Story

Marlenes Vater

„Afra ist für mich ein Sehnsuchtsort wie Hogwarts, nur eben „in echt“.“

Marlenes Vater

Afra ist für mich ein Ort voller positiver Energie. Die Art des Miteinanders, das Begegnen auf Augenhöhe und die Freiräume, die geboten werden, sind etwas ganz Besonderes. 

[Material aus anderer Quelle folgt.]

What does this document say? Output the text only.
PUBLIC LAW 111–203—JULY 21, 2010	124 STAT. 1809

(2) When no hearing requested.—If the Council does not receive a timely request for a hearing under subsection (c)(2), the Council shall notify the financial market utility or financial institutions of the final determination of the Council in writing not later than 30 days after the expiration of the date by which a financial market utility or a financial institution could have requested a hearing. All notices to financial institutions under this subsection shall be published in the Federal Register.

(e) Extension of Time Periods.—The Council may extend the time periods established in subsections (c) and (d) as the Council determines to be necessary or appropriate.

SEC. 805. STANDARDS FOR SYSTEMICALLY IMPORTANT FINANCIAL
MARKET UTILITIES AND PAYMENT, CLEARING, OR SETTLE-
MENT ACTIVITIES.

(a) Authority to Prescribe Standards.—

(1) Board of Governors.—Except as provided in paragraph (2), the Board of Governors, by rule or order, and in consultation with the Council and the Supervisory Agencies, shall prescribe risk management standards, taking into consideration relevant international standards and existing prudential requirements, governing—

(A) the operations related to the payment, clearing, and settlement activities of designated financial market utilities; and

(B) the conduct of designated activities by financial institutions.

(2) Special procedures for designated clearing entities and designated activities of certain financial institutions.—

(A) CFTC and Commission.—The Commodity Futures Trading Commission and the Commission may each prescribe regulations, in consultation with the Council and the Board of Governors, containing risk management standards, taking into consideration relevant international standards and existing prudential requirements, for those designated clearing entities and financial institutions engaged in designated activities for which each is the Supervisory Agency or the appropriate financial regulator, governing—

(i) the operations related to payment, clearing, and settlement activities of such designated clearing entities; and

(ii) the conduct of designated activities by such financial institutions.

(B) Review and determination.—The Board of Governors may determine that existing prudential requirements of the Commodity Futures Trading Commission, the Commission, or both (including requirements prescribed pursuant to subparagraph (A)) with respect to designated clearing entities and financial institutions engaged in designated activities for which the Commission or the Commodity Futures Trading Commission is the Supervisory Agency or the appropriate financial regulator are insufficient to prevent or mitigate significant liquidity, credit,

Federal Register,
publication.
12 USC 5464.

Die ersten Wochen waren echt nicht leicht; weder für unsere Tochter noch für meine Frau und mich. In täglichen Telefonaten mussten wir trösten, aufbauen und auch motivieren, nicht gleich aufzugeben. Mit der Zeit wurden die Anrufe weniger und anstatt „Ich bin hier falsch“ oder „Ich will nach Hause“ bekamen wir nun öfter „Das war cool“ oder „Wisst Ihr, was wir heute Tolles gemacht haben?“ zu hören. Es ist so schön, zu sehen, wie an Afra der Spaß am Lernen wieder geweckt wurde  und wie nach dem Schulwechsel das Selbstvertrauen zurückgekehrt ist. Die größte Entwicklung hat es aber bei der Selbstständigkeit gegeben. Dinge wie z.B. Wäsche waschen oder Einkaufen gehen gehören für meine Tochter nun wie selbstverständlich zum Alltag dazu. 

Die Ausgelassenheit der Schülerinnen und Schüler beeindruckt mich jedes Mal aufs Neue, wenn ich über den Campus laufe. Man spürt, dass sie gerne an Afra und Teil einer großen Gemeinschaft sind. Ob Lehrkräfte, Betreuer im Internat oder die Schulleitung, alle gemeinsam schaffen tagtäglich einen Ort, an dem sich die Kinder wohlfühlen und unbeschwert ihren Interessen nachgehen können und wo ein respektvoller und wertschätzender Umgang miteinander gelebt wird. 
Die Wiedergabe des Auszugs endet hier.